Nature isn’t bound by political borders, O’Donnell said. So, reaching the goals of CBD — which we have so far failed to do — requires international cooperation and coordination. The US’s absence makes that harder, he said. The US is also home to some of the world’s best conservation researchers and tools, including those used for monitoring wildlife populations, Snape added. “The rest of the world needs us,” he said.
There’s another key reason to join the agreement: The US could help other countries develop conservation strategies that don’t come at the expense of Indigenous people and local communities, which has been the case historically.
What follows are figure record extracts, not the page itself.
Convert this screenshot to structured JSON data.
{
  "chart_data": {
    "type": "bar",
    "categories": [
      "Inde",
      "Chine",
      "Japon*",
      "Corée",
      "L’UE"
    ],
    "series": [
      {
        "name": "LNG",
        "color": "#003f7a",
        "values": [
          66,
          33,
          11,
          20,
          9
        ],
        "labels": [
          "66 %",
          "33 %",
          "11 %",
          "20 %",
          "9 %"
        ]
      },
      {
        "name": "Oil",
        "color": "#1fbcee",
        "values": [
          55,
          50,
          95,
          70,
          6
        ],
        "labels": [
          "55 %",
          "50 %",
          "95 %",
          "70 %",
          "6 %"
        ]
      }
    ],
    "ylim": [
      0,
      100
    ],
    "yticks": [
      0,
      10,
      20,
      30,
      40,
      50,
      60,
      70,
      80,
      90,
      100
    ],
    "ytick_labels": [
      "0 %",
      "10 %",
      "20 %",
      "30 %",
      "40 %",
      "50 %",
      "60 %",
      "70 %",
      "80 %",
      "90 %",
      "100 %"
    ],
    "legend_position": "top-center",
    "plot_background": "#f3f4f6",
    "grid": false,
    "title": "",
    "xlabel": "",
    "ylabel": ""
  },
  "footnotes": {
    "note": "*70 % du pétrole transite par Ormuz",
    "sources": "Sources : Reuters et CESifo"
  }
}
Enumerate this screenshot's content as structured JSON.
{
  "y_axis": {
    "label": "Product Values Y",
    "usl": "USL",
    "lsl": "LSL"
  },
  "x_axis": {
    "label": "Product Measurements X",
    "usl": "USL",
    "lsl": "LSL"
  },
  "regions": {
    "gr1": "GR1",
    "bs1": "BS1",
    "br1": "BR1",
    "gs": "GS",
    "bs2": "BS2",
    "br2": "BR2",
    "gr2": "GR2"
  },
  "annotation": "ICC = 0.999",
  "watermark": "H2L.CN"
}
While the US is itself guilty of harming native populations for the sake of protecting wildlife (most famously when creating Yellowstone National Park), the country is trying to turn a new leaf on conservation, under the direction of Interior Secretary Deb Haaland, who is a member of the Laguna Pueblo. In its new 30 by 30 initiative, Interior vowed to do right by tribal organizations.
“Now that there’s a chance the US does the right thing on conservation, it’s important for them to join [CBD],” said Andy White, a coordinator at the nonprofit Rights and Resources Initiative. “The US participating in the CBD could bring a more rights-based approach to conservation.”